Когда в палате появился Володин с Клавдией Георгиевной, на них в первый момент никто не обратил внимания. Все летали.
– Батюшки, да что за аэродром вы тут устроили? Товарищи, нельзя же так, я милицию вызову…
– Не надо, Клавдия Георгиевна, – жалобно сказал Хабаров, – ребята все трезвые и даже не курят… Познакомьтесь, пожалуйста, это мои друзья: вот Миша Бокун – очень талантливый человек, любитель классической музыки, сам иногда поет, только он ужасно застенчивый. Вот вы про милицию сказали шутя, а Миша уже побледнел. А это Орлов. Если вам надо что-нибудь относительно положения звезд выяснить, обращайтесь к нему – знает все!
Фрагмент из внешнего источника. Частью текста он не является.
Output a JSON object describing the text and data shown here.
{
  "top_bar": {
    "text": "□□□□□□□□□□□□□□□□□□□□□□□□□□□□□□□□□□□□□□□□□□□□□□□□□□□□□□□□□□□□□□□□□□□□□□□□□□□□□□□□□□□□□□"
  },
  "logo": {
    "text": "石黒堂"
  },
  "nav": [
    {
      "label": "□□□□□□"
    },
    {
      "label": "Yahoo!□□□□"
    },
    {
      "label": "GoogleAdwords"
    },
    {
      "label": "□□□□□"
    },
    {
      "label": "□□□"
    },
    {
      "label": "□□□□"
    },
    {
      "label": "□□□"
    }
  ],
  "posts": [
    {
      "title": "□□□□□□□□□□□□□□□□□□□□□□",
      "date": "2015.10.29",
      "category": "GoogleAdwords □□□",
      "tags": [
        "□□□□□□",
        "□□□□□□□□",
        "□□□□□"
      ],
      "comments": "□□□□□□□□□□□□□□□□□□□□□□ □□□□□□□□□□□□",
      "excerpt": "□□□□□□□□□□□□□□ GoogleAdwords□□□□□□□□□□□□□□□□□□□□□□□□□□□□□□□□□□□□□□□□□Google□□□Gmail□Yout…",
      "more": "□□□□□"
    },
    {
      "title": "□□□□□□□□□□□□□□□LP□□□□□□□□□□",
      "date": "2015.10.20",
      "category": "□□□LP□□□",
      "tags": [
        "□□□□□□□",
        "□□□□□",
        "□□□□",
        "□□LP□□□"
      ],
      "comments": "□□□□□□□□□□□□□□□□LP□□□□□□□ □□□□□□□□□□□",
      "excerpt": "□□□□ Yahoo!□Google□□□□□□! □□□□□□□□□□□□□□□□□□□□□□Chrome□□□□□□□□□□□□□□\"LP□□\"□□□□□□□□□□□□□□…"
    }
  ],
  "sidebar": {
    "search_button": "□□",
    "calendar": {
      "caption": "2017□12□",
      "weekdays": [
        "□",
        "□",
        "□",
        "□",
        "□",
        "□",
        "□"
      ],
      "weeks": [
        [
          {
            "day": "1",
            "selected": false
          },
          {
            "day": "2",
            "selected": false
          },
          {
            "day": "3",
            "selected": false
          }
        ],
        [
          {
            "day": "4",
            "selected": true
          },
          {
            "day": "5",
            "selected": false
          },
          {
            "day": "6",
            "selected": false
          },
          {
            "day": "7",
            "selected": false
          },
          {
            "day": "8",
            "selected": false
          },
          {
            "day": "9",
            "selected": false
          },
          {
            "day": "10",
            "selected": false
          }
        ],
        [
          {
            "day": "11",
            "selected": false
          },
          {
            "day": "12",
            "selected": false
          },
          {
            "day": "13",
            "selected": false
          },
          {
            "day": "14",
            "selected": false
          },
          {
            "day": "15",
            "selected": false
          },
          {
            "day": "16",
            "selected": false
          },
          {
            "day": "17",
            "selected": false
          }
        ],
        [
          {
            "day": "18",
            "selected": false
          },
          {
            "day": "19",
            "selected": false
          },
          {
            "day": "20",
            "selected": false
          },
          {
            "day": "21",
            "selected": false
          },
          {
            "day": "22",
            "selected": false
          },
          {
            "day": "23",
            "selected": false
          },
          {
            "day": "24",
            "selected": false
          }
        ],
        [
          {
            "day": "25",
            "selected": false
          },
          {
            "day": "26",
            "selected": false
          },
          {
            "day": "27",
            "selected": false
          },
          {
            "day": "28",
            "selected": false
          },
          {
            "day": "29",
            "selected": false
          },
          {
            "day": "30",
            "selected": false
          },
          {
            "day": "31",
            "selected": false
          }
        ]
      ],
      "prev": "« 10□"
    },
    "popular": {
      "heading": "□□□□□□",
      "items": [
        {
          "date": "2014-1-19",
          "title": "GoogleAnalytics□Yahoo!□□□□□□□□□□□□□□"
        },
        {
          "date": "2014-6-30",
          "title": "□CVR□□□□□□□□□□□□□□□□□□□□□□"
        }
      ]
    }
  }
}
Если у вас затруднения личного плана, тоже обращайтесь к нему – может помирить кролика с удавом, может успокоить разъяренного тигра, а ревнивого мужа превратить в ручного котенка. Весь Центр пользуется его услугами. А это Антон Блыш, с ним вы, кажется, уже виделись. Единственный недостаток у человека – молодой. И главное – достоинство… Антон, заткни уши! И главное достоинство этого нахального типа – молодой…
– Ну вот что, мальчики, даю вам полчаса. А потом – брысь! Договорились?
Она ушла.
И разговор снова завертелся вокруг велосипедного шасси.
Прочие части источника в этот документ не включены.